A limitation of this study was the order effect, with the Control condition always being completed before the Patrol condition. Considering that the Patrol condition was more reliable, there is a potential familiarisation effect to the testing scenario. However, considering that only the final 3-min of each stage were included for analysis, it is expected that any familiarisation effects would be minimal as they have been reported to typically disappear after six minutes (Meyer et al. 2019). Further, slight differences in chest compression as a result of securing the vest and harness could have impacted respiratory mechanics and provided a source of variation between sessions. While this was consistently applied by the same researcher, interface pressure was not measured. Future studies should incorporate a pressure feedback unit to keep a consistent compressive load on the chest (Peoples et al. 2016). Future research is required to assess different walking speeds and loads outside of the range assessed in this study to evaluate whether these responses are consistent.
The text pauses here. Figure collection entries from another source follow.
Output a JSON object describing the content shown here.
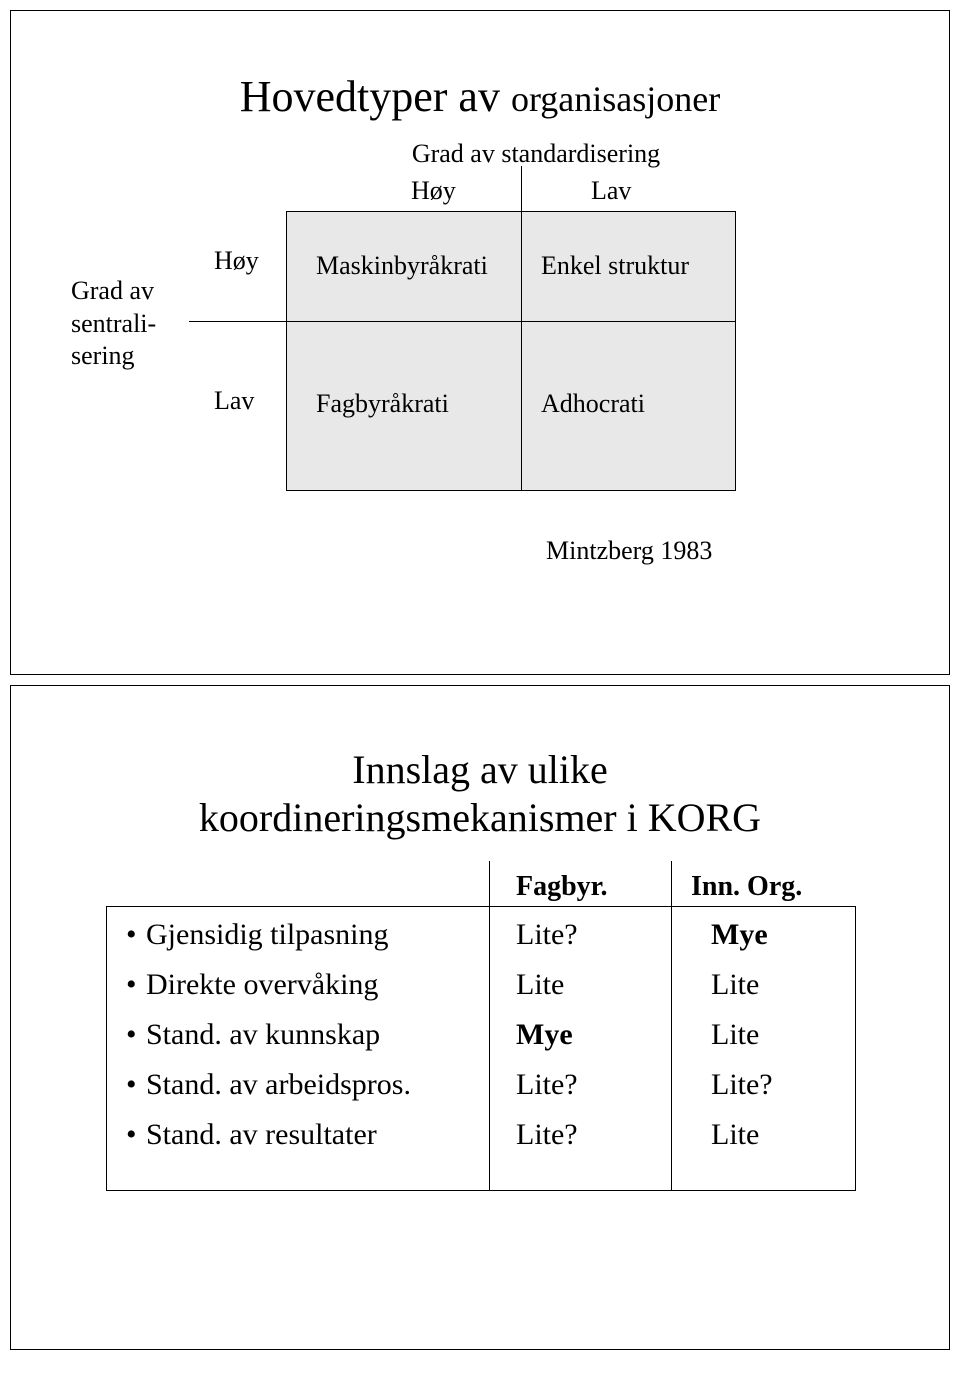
{
  "slide1": {
    "title_main": "Hovedtyper av ",
    "title_sub": "organisasjoner",
    "col_axis": "Grad av standardisering",
    "col_high": "Høy",
    "col_low": "Lav",
    "row_axis_l1": "Grad av",
    "row_axis_l2": "sentrali-",
    "row_axis_l3": "sering",
    "row_high": "Høy",
    "row_low": "Lav",
    "q1": "Maskinbyråkrati",
    "q2": "Enkel struktur",
    "q3": "Fagbyråkrati",
    "q4": "Adhocrati",
    "source": "Mintzberg 1983",
    "matrix_bg": "#e8e8e8",
    "border_color": "#000000"
  },
  "slide2": {
    "title_l1": "Innslag av ulike",
    "title_l2": "koordineringsmekanismer i KORG",
    "header1": "Fagbyr.",
    "header2": "Inn. Org.",
    "rows": [
      {
        "label": "Gjensidig tilpasning",
        "c1": "Lite?",
        "c1_bold": false,
        "c2": "Mye",
        "c2_bold": true
      },
      {
        "label": "Direkte overvåking",
        "c1": "Lite",
        "c1_bold": false,
        "c2": "Lite",
        "c2_bold": false
      },
      {
        "label": "Stand. av kunnskap",
        "c1": "Mye",
        "c1_bold": true,
        "c2": "Lite",
        "c2_bold": false
      },
      {
        "label": "Stand. av arbeidspros.",
        "c1": "Lite?",
        "c1_bold": false,
        "c2": "Lite?",
        "c2_bold": false
      },
      {
        "label": "Stand. av resultater",
        "c1": "Lite?",
        "c1_bold": false,
        "c2": "Lite",
        "c2_bold": false
      }
    ]
  }
}
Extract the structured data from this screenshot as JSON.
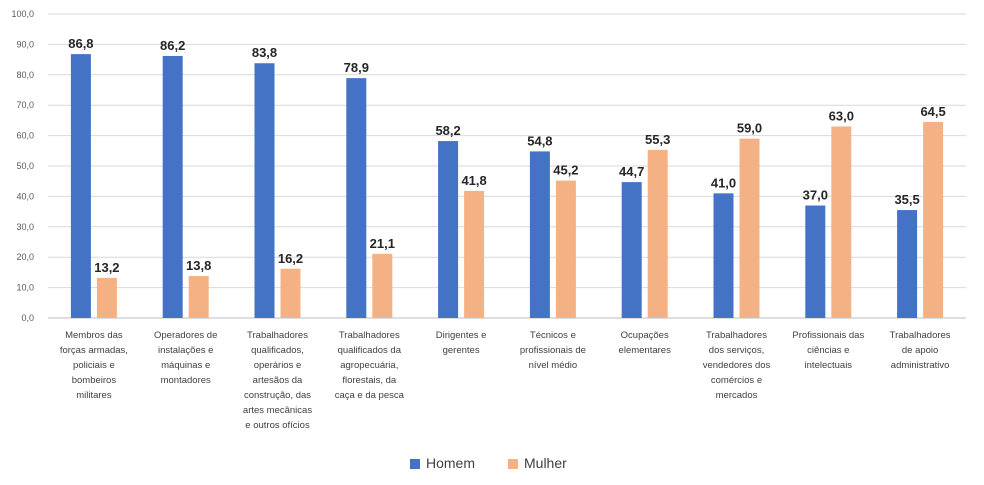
{
  "chart_data": {
    "type": "bar",
    "categories": [
      "Membros das forças armadas, policiais e bombeiros militares",
      "Operadores de instalações e máquinas e montadores",
      "Trabalhadores qualificados, operários e artesãos da construção, das artes mecânicas e outros ofícios",
      "Trabalhadores qualificados da agropecuária, florestais, da caça e da pesca",
      "Dirigentes e gerentes",
      "Técnicos e profissionais de nível médio",
      "Ocupações elementares",
      "Trabalhadores dos serviços, vendedores dos comércios e mercados",
      "Profissionais das ciências e intelectuais",
      "Trabalhadores de apoio administrativo"
    ],
    "category_lines": [
      [
        "Membros das",
        "forças armadas,",
        "policiais e",
        "bombeiros",
        "militares"
      ],
      [
        "Operadores de",
        "instalações e",
        "máquinas e",
        "montadores"
      ],
      [
        "Trabalhadores",
        "qualificados,",
        "operários e",
        "artesãos da",
        "construção, das",
        "artes mecânicas",
        "e outros ofícios"
      ],
      [
        "Trabalhadores",
        "qualificados da",
        "agropecuária,",
        "florestais, da",
        "caça e da pesca"
      ],
      [
        "Dirigentes e",
        "gerentes"
      ],
      [
        "Técnicos e",
        "profissionais de",
        "nível médio"
      ],
      [
        "Ocupações",
        "elementares"
      ],
      [
        "Trabalhadores",
        "dos serviços,",
        "vendedores dos",
        "comércios e",
        "mercados"
      ],
      [
        "Profissionais das",
        "ciências e",
        "intelectuais"
      ],
      [
        "Trabalhadores",
        "de apoio",
        "administrativo"
      ]
    ],
    "series": [
      {
        "name": "Homem",
        "color": "#4472C4",
        "values": [
          86.8,
          86.2,
          83.8,
          78.9,
          58.2,
          54.8,
          44.7,
          41.0,
          37.0,
          35.5
        ],
        "labels": [
          "86,8",
          "86,2",
          "83,8",
          "78,9",
          "58,2",
          "54,8",
          "44,7",
          "41,0",
          "37,0",
          "35,5"
        ]
      },
      {
        "name": "Mulher",
        "color": "#F4B183",
        "values": [
          13.2,
          13.8,
          16.2,
          21.1,
          41.8,
          45.2,
          55.3,
          59.0,
          63.0,
          64.5
        ],
        "labels": [
          "13,2",
          "13,8",
          "16,2",
          "21,1",
          "41,8",
          "45,2",
          "55,3",
          "59,0",
          "63,0",
          "64,5"
        ]
      }
    ],
    "y_ticks": [
      "0,0",
      "10,0",
      "20,0",
      "30,0",
      "40,0",
      "50,0",
      "60,0",
      "70,0",
      "80,0",
      "90,0",
      "100,0"
    ],
    "ylim": [
      0,
      100
    ],
    "grid": true,
    "legend_position": "bottom"
  }
}
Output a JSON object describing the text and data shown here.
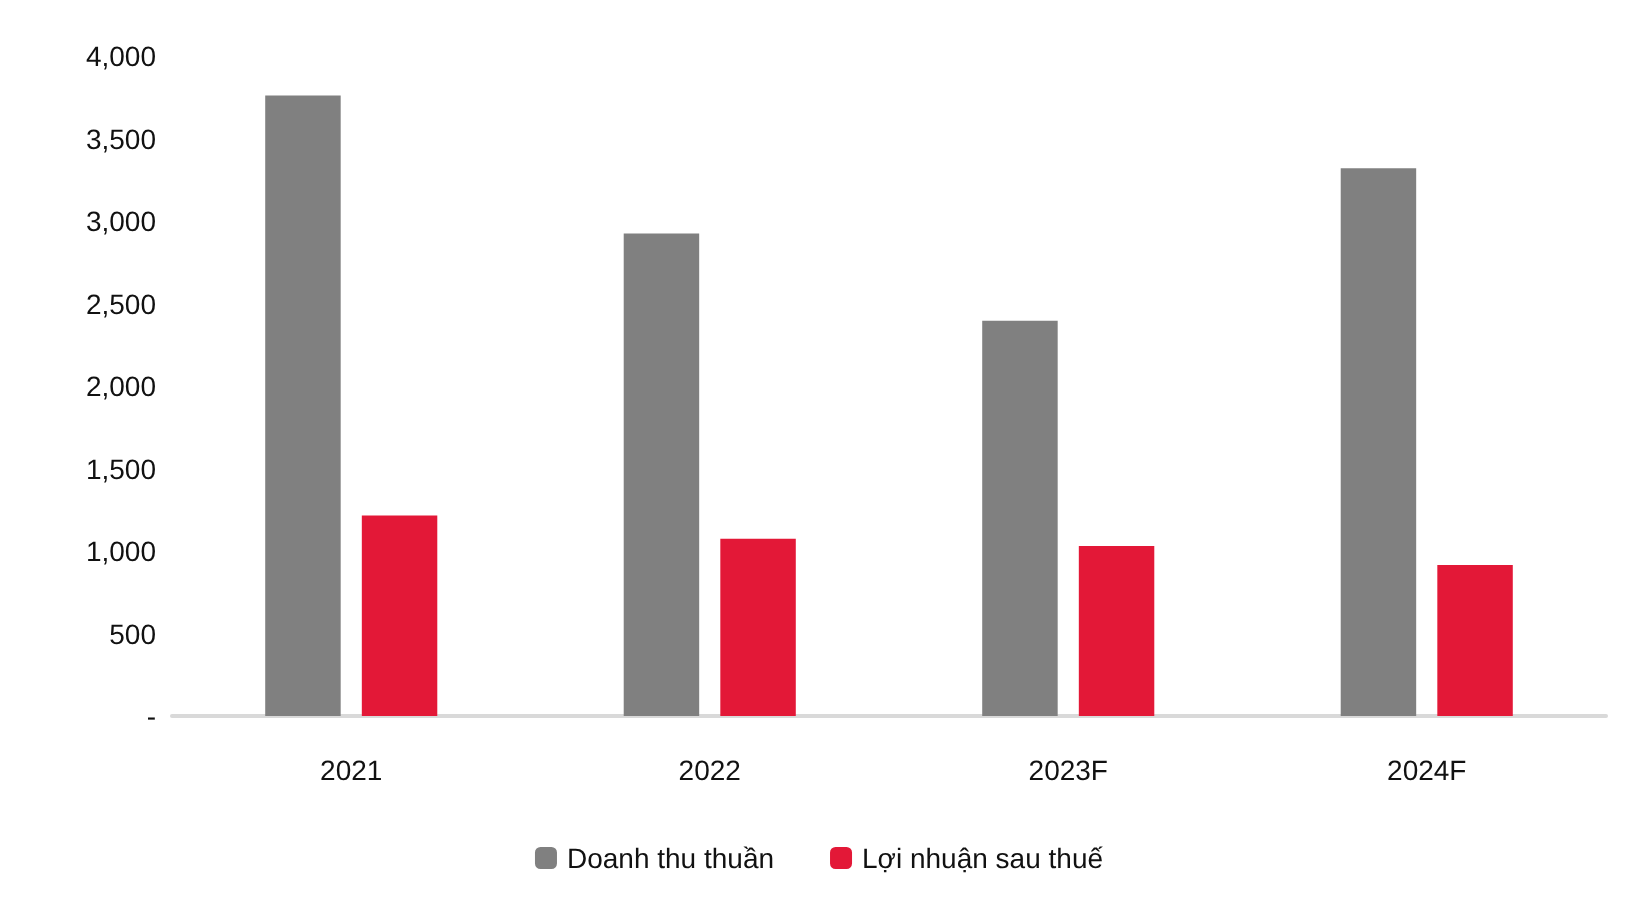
{
  "chart_data": {
    "type": "bar",
    "categories": [
      "2021",
      "2022",
      "2023F",
      "2024F"
    ],
    "series": [
      {
        "name": "Doanh thu thuần",
        "color": "#808080",
        "values": [
          3760,
          2925,
          2395,
          3320
        ]
      },
      {
        "name": "Lợi nhuận sau thuế",
        "color": "#e31837",
        "values": [
          1215,
          1075,
          1030,
          915
        ]
      }
    ],
    "ylim": [
      0,
      4000
    ],
    "yticks": [
      {
        "value": 0,
        "label": "-"
      },
      {
        "value": 500,
        "label": "500"
      },
      {
        "value": 1000,
        "label": "1,000"
      },
      {
        "value": 1500,
        "label": "1,500"
      },
      {
        "value": 2000,
        "label": "2,000"
      },
      {
        "value": 2500,
        "label": "2,500"
      },
      {
        "value": 3000,
        "label": "3,000"
      },
      {
        "value": 3500,
        "label": "3,500"
      },
      {
        "value": 4000,
        "label": "4,000"
      }
    ],
    "grid": false,
    "legend": "bottom"
  }
}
The test–retest reliability of physiological responses during treadmill walking with external loads was demonstrated to be highly reliable (< 5% CV) for all metabolic and cardiovascular measures, as well as both FR and \(\dot{V}_{{\text{E}}}\) for the Patrol load. Moderate-to-poor reliability was demonstrated for all other respiratory measures and all perceptual measures. While it is important to note that a degree of biological and technical variation is expected between trials, both the CV and SWC are appropriate measures that can be employed to determine meaningful changes in physiological response during load carriage tasks. Together, these reliability data can support the interpretation of physiological assessments related to training adaptations, equipment evaluations, tasks, populations, or other factors to ensure that any observed differences are interpreted appropriately.